Ia menjelaskan, saat ini penanganan di lokasi masih menggunakan jembatan sementara guna menjaga konektivitas jalur nasional agar tetap dapat dilalui kendaraan.
Meski demikian, Glen mengakui bahwa setiap pelaksanaan pekerjaan di lapangan berpotensi menimbulkan kepadatan arus lalu lintas karena kondisi akses yang terbatas.
“Sekarang masih menggunakan jembatan sementara. Jadi dipastikan kalau ada pekerjaan di lokasi pasti akan terjadi kemacetan,” jelasnya.
Glen juga menegaskan bahwa pihak BPJN Sulut tetap melakukan penanganan secara bertahap untuk memastikan jalur Trans Sulawesi tetap fungsional dan dapat digunakan masyarakat.
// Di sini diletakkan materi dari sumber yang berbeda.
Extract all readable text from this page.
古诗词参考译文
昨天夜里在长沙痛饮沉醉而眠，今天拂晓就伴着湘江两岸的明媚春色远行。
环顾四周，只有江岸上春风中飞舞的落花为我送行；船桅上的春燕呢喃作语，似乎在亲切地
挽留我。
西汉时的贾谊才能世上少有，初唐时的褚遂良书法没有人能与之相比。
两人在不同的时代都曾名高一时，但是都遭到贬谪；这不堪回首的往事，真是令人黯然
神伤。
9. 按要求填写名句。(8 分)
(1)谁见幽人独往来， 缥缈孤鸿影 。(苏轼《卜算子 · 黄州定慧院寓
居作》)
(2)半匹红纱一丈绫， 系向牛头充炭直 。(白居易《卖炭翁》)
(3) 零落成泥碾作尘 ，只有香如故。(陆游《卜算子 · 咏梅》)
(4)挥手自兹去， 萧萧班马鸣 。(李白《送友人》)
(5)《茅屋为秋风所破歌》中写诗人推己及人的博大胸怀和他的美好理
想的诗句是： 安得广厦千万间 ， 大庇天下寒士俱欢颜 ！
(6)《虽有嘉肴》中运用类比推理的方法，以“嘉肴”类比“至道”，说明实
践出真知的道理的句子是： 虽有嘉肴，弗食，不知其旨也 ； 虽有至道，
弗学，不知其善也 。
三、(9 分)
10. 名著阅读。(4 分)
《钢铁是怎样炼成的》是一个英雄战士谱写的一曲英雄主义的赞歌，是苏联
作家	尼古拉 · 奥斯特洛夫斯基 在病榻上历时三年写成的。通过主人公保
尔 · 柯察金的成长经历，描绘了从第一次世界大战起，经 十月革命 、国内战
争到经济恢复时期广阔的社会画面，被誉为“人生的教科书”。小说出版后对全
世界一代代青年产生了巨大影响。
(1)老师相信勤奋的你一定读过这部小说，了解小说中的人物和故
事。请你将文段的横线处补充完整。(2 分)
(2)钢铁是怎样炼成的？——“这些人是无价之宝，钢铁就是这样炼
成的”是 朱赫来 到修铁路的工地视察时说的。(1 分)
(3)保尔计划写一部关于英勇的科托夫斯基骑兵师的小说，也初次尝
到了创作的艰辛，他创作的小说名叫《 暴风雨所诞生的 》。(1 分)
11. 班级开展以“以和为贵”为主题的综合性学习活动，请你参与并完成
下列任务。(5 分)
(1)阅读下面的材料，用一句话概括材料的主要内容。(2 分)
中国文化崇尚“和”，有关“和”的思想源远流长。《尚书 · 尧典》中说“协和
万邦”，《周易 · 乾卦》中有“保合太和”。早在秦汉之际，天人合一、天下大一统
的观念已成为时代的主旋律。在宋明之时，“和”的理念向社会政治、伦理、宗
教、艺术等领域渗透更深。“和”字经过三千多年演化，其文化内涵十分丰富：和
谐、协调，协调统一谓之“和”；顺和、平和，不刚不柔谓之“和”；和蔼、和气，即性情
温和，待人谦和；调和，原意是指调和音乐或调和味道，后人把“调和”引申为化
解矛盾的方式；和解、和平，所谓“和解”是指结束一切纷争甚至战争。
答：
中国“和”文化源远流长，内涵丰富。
Sebelumnya, kemacetan panjang sempat terjadi di lokasi pada Minggu, 14 Juni 2026 akibat pekerjaan perbaikan oprit jembatan. Ribuan kendaraan dilaporkan terjebak antrean di ruas nasional yang menjadi jalur utama penghubung Manado dan Kotamobagu.
Kondisi tersebut memicu keluhan masyarakat dan pengguna jalan yang berharap pemerintah segera merealisasikan pembangunan jembatan permanen demi menghindari gangguan lalu lintas berkepanjangan.
Masyarakat sekitar juga meminta adanya kepastian waktu pelaksanaan pembangunan permanen agar persoalan kemacetan dan kekhawatiran pengguna jalan tidak terus berulang setiap kali dilakukan pekerjaan di lokasi jembatan sementara tersebut.